At an hour after midnight, only a handful of people got off at the subway station that served the huge, sprawling, small-homes development called Sunny Hills. Harry, big and handsome and blustery, was by intention the last one out.

He had the cap, the glove, and the knife, well concealed under his coat. He was never without them, for he did not know just when his chance would come. Maybe tonight, maybe not for two or three weeks. It would come when he was able to walk past the night watchman’s shack without being seen.

Although Harry’s plans had been perfected for some time, he was smart enough not to push them. He’d stood Mary for three years, he could wait a little longer. Besides, she had a part-time job in a department store, and she handed him her pay envelope every week.

Mary did it meekly, pleased that they were finally building up a savings account. He’d always made good money, but he spent it all on himself. He had flash and style to him, although he hadn’t realized how exceptional he was in that respect until Velma moved in next door.

He never could understand why a woman like Velma had landed in Sunny Hills, where even the small, neat houses were so monotonously alike that you could hardly tell them apart. But she spoke vaguely of some trouble she’d been in, and he gathered that she’d been forced to quit her job in the night club where she’d had the hat-check concession.

From the moment they saw each other, they sparked like a pair of high tension wires, and neither of them had tried to resist. Shortly after the first crackle, Harry had managed to get himself transferred to the night shift so that he could see her during the day — without frustrating complications.

But it wasn’t satisfying. The nights were what depressed him, going back to the house where he no longer belonged, to the woman he didn’t want, the woman he had grown to hate.

“Kitten,” he had said to Velma once. “If something would only happen to her. If she could meet with an accident—”

“You could make it seem like an accident,” Velma had said in her low, torchy voice.

“If I do, you’re going to be part of it.”

“Well?”

“Maybe it would be smarter to try and get a divorce.”

“You’d have to pay alimony. There wouldn’t be much left.”

“You like money, don’t you?” he’d said. And her black eyes, lifting slowly, practically singed him.

After that, he began his preparations. He bought the roll of film and kept it at home — just in case. He always took the rear car of the subway and was the last one out. Also just in case. And he checked the subway schedule and found out that the night trains ran exactly fifteen minutes apart, and every evening he set his watch by the subway clock. Just in case.

Tonight was no different from the other nights. He came out of the subway exit and looked around to make sure that nobody had noticed him. Except for one cab, with the driver dozing over the steering wheel, the street was deserted.

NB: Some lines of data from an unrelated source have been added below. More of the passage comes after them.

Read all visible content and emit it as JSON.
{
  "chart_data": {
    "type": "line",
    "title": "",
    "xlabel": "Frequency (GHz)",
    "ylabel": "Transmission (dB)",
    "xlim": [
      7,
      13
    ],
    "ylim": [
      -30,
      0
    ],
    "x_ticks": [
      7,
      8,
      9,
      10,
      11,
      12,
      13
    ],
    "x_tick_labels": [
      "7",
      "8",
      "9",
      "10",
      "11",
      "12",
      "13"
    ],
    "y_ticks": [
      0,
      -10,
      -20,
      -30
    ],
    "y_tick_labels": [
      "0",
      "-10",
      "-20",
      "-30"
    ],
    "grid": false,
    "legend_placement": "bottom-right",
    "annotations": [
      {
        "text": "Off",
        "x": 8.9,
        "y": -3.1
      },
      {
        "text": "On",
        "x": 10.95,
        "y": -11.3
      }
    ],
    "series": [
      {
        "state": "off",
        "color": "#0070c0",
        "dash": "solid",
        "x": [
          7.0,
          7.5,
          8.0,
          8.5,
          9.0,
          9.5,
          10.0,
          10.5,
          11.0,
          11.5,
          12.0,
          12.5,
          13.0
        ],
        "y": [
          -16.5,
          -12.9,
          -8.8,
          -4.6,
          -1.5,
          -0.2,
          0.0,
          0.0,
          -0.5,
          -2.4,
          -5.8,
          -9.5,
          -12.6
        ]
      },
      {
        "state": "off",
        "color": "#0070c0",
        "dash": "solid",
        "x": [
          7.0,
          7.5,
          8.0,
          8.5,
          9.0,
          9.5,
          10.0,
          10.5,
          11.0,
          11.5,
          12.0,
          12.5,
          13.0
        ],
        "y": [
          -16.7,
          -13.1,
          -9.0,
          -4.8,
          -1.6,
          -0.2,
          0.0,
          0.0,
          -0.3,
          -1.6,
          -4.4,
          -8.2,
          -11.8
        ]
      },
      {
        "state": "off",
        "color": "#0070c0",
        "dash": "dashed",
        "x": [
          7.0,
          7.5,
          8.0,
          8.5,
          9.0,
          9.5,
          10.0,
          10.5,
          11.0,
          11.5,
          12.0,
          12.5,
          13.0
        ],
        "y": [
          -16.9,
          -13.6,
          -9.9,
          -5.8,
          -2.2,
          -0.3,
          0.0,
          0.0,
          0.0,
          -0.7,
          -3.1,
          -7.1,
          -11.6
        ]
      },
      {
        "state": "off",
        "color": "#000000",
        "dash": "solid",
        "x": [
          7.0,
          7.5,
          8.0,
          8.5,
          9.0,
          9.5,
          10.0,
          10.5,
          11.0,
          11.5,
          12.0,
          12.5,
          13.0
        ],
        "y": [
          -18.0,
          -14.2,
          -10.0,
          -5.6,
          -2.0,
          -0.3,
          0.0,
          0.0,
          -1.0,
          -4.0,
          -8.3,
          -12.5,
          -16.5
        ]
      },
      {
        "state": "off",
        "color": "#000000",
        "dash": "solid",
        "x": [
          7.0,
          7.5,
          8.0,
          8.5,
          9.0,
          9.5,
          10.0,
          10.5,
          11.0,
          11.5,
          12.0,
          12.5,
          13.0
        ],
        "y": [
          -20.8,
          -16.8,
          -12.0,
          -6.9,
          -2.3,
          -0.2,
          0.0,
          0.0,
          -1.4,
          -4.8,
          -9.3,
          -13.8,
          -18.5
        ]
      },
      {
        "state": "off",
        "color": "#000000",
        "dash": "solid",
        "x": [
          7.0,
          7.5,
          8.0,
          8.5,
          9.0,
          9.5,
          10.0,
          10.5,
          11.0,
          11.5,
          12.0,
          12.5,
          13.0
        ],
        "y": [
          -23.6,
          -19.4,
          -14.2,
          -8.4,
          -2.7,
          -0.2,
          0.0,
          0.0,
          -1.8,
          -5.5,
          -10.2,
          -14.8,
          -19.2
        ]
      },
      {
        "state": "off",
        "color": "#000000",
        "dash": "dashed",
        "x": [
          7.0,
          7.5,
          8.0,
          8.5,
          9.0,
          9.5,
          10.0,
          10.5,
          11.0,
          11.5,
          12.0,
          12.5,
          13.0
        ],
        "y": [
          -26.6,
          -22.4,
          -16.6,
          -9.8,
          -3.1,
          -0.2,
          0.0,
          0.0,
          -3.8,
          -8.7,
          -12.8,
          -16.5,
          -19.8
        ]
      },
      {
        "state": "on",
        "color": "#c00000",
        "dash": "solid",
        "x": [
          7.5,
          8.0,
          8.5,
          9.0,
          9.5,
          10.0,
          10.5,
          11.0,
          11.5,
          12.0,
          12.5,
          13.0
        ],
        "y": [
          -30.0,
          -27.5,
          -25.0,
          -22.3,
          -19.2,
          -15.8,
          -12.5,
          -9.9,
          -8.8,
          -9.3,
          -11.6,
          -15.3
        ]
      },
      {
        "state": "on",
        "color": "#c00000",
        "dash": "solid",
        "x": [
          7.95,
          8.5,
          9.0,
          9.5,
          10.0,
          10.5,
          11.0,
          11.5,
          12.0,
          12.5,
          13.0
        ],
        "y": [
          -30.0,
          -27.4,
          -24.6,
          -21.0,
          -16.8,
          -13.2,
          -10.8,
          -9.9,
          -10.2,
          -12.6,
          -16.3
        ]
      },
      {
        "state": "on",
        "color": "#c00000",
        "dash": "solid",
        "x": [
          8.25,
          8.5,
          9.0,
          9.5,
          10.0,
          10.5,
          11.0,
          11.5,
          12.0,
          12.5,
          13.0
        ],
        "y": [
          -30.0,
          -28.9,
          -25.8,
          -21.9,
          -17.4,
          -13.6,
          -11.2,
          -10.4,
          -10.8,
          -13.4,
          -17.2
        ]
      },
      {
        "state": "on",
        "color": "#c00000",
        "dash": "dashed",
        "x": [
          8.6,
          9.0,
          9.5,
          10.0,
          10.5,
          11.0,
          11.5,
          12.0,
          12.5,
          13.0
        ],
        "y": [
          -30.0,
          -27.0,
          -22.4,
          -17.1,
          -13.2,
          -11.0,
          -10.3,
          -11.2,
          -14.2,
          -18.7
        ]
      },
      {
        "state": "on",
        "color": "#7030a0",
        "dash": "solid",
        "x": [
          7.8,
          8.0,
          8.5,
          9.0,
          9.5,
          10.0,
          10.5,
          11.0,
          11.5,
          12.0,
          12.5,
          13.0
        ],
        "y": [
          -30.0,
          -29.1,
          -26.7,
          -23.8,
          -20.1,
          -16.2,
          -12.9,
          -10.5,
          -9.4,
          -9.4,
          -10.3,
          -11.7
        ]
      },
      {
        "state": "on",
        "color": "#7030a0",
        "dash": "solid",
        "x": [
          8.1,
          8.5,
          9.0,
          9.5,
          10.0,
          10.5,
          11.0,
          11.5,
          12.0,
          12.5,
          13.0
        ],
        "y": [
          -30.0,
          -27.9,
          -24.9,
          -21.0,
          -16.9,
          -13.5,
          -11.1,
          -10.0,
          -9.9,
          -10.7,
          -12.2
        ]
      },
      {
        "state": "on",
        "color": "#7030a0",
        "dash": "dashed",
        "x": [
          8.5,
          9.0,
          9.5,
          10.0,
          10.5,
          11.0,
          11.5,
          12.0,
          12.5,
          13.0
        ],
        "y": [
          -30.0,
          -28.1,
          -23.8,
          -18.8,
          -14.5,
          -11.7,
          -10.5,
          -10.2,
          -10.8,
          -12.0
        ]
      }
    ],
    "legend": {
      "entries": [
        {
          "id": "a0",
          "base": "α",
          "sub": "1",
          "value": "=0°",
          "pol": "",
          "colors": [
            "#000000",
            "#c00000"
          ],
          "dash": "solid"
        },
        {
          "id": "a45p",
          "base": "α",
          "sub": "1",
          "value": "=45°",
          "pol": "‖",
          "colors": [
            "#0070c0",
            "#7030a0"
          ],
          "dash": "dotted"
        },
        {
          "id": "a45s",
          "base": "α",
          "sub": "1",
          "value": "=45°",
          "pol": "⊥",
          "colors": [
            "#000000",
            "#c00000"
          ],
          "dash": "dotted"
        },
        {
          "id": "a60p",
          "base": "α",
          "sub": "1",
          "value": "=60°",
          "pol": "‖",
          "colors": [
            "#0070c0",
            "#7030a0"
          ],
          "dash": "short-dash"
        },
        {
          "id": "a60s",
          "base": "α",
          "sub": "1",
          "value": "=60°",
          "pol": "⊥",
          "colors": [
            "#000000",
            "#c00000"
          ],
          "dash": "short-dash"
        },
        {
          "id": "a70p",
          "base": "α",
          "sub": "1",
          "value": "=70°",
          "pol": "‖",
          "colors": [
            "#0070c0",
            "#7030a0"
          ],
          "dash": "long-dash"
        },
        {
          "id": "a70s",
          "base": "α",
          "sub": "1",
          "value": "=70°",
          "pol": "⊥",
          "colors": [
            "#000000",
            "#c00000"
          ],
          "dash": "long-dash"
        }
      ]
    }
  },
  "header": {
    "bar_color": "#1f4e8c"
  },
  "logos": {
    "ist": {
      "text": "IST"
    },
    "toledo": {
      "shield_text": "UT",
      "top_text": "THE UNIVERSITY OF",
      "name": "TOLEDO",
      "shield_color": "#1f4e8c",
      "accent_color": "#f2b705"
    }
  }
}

He crossed the roadway and strode down the long block, and for the hundredth time he thought it over. He put his hand in his pocket and touched the knife. He’d found it in a public lavatory. There was no conceivable way of tracing it and no one except Mary had ever glimpsed it.

As he approached the night watchman’s booth he walked fast, the tempo of his pulse lifting. Then he was alongside the cubicle, and his heart gave a sharp, convulsive jerk. Mike Hogan wasn’t there. This was it — the one unbelievable chance.